Então, o tempo todo, você vai topar com opções de coisas pra fazer que envolvem terra, mar, ar e velocidade. E, quando se fala em esporte radical, é radical meeeesmo. Nada é light, não tem nada pra idosos, nem pra obesos e nem tem aquela pergunta do banana boat (com ou sem emoção?).
QUEENSTOWN
Queenstown é uma cidade toda perfeitinha, num vale, com montanhas em volta, à beira de um lago. Você acorda pela manhã, anda 2 km de carro e já parou 3 vezes pra tirar fotos.
Ali, na cidade mesmo, existem inúmeras opções pra você se divertir tentando se matar. Uma trilha pra subir uma das montanhas que margeiam a cidade, te dá uma vista inteira da baía. Por trilha, leia-se íngreme, acidentada e cansativa.

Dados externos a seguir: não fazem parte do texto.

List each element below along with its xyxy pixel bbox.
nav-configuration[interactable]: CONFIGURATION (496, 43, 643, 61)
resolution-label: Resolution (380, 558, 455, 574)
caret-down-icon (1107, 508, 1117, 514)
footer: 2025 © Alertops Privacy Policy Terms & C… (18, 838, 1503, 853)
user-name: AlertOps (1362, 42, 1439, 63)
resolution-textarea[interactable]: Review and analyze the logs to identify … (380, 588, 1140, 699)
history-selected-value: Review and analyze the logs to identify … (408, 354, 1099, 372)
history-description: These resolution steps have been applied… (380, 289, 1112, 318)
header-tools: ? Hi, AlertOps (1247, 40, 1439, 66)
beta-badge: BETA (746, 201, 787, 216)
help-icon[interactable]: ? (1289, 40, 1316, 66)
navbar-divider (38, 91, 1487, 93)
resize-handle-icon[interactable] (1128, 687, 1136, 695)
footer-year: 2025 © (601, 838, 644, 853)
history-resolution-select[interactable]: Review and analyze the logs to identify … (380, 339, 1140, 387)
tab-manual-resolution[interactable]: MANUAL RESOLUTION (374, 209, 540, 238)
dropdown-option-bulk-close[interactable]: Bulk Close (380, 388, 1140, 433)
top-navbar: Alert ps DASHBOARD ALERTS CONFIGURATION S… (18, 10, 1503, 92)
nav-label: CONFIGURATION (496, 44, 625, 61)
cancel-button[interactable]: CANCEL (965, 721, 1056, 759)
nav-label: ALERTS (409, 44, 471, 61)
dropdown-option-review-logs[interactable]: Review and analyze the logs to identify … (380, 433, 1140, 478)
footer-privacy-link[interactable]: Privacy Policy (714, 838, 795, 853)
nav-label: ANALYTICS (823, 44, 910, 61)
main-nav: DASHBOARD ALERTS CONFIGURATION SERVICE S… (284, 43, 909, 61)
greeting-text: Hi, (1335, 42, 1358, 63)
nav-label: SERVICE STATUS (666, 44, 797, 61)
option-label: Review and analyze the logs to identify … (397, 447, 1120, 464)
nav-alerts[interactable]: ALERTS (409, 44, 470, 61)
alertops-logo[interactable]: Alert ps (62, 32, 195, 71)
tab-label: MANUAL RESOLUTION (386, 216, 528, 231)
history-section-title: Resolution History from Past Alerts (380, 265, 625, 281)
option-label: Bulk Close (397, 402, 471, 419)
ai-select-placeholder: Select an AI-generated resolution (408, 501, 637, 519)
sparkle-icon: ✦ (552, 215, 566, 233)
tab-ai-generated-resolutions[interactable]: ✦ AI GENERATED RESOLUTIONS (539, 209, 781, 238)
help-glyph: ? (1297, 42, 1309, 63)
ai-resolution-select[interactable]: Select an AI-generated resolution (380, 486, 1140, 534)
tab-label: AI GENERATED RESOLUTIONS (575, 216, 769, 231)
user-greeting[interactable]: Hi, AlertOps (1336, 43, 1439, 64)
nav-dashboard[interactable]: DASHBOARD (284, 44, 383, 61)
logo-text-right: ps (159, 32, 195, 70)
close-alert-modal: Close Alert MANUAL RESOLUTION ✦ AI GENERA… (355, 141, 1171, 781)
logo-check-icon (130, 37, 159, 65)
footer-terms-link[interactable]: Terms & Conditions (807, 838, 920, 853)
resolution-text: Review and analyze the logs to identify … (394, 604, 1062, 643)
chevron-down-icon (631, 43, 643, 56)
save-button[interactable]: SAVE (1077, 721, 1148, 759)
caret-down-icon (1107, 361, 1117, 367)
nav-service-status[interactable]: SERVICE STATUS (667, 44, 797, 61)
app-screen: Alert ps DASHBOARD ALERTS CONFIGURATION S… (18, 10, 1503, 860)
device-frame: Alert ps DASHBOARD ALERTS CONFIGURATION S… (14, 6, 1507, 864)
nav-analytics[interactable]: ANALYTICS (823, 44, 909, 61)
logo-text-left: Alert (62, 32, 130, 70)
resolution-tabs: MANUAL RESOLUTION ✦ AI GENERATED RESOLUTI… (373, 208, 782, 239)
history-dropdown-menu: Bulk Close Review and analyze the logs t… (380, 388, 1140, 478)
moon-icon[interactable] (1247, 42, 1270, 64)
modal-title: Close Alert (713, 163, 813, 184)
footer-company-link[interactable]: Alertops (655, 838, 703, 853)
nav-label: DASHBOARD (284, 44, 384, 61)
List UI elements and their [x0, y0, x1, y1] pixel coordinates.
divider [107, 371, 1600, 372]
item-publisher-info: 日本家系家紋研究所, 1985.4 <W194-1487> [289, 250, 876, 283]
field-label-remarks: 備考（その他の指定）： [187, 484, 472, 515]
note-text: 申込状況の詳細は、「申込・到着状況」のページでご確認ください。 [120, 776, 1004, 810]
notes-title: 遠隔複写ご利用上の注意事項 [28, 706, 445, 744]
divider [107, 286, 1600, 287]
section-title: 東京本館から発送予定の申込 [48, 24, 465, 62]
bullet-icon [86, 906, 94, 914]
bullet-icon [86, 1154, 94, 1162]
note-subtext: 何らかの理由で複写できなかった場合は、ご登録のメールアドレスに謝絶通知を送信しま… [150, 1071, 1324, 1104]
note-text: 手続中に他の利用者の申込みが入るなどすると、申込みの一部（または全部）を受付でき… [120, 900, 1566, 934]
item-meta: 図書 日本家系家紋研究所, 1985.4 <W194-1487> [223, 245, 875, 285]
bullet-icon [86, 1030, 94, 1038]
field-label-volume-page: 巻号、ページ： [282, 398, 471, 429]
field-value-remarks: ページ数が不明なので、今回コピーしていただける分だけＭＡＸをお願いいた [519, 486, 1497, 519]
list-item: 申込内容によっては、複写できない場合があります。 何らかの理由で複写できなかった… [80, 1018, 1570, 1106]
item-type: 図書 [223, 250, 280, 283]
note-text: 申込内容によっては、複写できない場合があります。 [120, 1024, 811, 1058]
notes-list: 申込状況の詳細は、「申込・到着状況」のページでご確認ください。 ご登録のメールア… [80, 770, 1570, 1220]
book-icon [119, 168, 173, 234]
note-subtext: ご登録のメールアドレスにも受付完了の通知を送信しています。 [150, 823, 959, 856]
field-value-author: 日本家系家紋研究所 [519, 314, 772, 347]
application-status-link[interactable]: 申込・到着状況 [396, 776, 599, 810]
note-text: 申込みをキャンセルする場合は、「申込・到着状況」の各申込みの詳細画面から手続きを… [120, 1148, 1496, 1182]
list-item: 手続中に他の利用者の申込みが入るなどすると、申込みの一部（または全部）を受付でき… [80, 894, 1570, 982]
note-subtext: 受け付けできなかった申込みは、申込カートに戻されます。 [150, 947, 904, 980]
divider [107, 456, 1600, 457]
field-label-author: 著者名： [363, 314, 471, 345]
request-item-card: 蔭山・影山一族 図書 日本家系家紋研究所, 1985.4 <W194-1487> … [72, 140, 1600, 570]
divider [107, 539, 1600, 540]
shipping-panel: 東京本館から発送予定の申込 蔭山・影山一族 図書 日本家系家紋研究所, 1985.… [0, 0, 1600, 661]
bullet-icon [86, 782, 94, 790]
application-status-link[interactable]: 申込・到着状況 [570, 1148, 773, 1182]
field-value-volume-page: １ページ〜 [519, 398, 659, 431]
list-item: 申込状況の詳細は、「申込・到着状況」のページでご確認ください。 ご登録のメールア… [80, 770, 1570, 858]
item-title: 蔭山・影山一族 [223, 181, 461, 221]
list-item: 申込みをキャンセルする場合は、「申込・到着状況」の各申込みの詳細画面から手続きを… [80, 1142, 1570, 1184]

Existe um outro lugar por onde pode-se subir de teleférico e descer de bicicleta, fazendo downhill – a idéia era essa. No topo, existe uma estrutura para o aluguel de bikes preparadas, que sobem presas ao teleférico depois. Existiam três pistas pra descer. A mais leve incluía rampas de mais de metro e uma velocidade de uns 40km/h segurando no freio, passando raspando entre troncos de árvores. A mais intensa, era se jogar num abismo. Eu não tinha seguro de vida. Não fui.
Lá também pode-se visitar os Kiwis, os passarinhos típicos, símbolo do país e bem esquisitinhos. Contudo, eles têm hábitos noturnos, então, só dá pra visitá-los no fim do dia numa estufa. Também te dão a chance de assistir a uma apresentação do haka, aquela dança Maori que a seleção de rugby executa e que todo mundo acha legal.
De outro ponto você pode descer por aquelas pistas de alumínio num carrinho de rolimãs que você controla com os pés e freia com as mãos. Nesse eu fui, confiei que ter feito isso na infância me conferia habilidade tardia. Nm metade da pista apenas tentei frear porque ele só acelerava, na outra metade só torci pra não passar reto na próxima curva. Não é possível que aquilo não jogue um turista ou outro pra fora toda semana.
No lago, havia uma lancha que fazia um passeio, alguma coisa jet. Era uma lancha comprida e deviam caber umas 20 pessoas. Te colocam numa cadeira com cinto de segurança de 3 pontos. O “passeio” é a 130km/h, e, a cada minuto, a lancha dá uma guinada de 360º graus, um negócio que joga teu cérebro pra um lado e os pulmões pra outro. Não é que ele fazia uma curva fechada – era uma estilingada, sem aviso. Muito mais intenso que montanha-russa de parque americano. O barco mal toca na água. Não é possível que aquilo seja seguro.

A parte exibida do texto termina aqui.